AGRO LUXO: Grãos de café do Panamá são item de colecionador

No mercado de cafés especiais, por outro lado, não há um teto de preço

Nas terras altas da província de Chiquiri, no Panamá, crescem em meio à floresta alguns dos grãos de café mais caros do mundo. O recorde é da fazenda Lamastus Family’s Elida State. No dia 7 de setembro, a libra do grão verde foi leiloada a US$ 6.034, o que equivale a US$ 13.408 o quilo — mais de R$ 70 mil.

O valor enche os olhos não só de quem o compara (mesmo que inocentemente) aos cerca de R$ 15 que se paga num pacote de 500 gramas no supermercado brasileiro, como também dos que fazem parte do setor.

Bebida de ouro

“O dinheiro é bom porque conseguimos reinvestir na fazenda, mas o que é mais legal é que isso desperta curiosidade nas pessoas. Elas vão querer ler e conhecer”, afirma Wilford Lamastus Jr., produtor da quarta geração da família premiada que ainda comanda na Cidade do Panamá a cafeteria Sisu, visitada pela reportagem de Nossa em setembro.

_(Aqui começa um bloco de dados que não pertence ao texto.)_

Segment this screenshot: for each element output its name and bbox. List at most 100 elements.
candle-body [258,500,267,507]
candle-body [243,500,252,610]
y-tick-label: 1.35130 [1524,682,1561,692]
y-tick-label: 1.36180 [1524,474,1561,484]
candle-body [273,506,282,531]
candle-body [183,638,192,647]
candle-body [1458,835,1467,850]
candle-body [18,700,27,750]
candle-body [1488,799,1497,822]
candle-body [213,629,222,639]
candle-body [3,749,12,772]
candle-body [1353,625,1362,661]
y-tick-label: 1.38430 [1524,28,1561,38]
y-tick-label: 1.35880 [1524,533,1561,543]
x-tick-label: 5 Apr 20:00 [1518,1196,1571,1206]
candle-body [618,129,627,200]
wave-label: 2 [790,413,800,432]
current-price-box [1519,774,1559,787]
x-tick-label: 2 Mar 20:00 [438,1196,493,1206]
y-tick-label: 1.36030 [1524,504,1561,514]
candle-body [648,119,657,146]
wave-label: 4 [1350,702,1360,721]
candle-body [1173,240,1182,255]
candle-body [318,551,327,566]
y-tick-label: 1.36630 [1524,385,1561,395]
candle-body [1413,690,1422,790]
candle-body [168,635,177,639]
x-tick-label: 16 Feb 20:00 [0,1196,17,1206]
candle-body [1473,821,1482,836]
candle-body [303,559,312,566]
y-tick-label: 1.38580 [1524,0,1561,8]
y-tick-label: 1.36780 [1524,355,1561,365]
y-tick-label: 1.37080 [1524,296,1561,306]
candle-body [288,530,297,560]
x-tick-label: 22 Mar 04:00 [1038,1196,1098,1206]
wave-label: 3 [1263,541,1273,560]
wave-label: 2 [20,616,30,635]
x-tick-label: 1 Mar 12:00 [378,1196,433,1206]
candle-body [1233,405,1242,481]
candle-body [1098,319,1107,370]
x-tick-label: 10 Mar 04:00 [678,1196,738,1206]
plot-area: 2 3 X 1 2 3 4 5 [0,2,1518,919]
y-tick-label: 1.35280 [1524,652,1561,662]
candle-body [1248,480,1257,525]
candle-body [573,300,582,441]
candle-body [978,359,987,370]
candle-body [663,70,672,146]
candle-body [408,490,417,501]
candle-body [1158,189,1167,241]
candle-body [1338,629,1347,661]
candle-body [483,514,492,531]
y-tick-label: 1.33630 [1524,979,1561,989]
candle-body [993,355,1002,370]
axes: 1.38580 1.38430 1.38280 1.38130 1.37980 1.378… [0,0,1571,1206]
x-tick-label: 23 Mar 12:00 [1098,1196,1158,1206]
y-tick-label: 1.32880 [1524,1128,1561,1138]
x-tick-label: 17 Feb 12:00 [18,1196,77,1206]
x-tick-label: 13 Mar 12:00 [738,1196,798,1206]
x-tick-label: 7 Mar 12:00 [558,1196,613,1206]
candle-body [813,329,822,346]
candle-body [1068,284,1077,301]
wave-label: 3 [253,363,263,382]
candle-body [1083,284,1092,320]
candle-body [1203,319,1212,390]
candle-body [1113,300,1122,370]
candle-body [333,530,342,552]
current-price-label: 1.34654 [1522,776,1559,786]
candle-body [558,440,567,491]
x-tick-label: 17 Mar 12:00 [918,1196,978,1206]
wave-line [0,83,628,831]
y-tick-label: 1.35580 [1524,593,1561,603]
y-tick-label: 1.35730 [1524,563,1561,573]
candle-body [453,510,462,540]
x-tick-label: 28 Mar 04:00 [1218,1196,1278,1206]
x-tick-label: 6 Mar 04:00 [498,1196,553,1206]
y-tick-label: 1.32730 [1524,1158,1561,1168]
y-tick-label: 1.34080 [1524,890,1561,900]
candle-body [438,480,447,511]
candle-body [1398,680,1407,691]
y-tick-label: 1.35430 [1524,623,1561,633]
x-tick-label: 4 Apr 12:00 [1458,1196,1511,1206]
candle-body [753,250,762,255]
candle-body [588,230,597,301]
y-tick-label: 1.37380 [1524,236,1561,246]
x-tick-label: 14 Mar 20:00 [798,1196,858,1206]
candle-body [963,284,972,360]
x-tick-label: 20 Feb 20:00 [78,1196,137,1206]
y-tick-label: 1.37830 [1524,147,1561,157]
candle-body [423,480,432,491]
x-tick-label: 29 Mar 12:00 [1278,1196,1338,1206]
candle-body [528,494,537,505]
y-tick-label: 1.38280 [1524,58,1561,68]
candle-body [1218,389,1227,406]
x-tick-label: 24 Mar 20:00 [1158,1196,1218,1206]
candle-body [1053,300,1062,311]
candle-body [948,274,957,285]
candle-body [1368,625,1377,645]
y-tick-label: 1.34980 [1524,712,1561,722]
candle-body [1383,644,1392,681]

O principal motivo que permitiu o país latino, que antes penava para disputar o mercado de commodity com gigantes como o Brasil, tornar-se um dos mais relevantes — e valorizados$s$ — produtores é a planta geisha.

Trata-se de uma variedade rara de café, de origem etíope. Não cresce em qualquer ambiente, possui características sensoriais específicas e dá origem a um café que parece chá, no melhor dos sentidos. Além da cor, possível de notar nas fotos da matéria, a semelhança passa pelo sabor. Imagine assim: em vez do amargor daquele cafezinho preto, preto, a bebida traz um dulçor suave que dispensa qualquer açúcar. Junto disso, exala aromas delicados, de flores, como jasmim e hibisco, e frutas, tipo pêssego e ameixa.

“O geisha é único. Principalmente o panamenho”, diz Boram Um, considerado um dos quinze melhores baristas do mundo e à frente da marca paulistana Um Coffee Co.

Wilford Jr., é claro, concorda:

Certamente, o geisha será para o café o que o bordeaux é para o vinho. Nem todo mundo poderá provar, mas vão saber o seu valor”.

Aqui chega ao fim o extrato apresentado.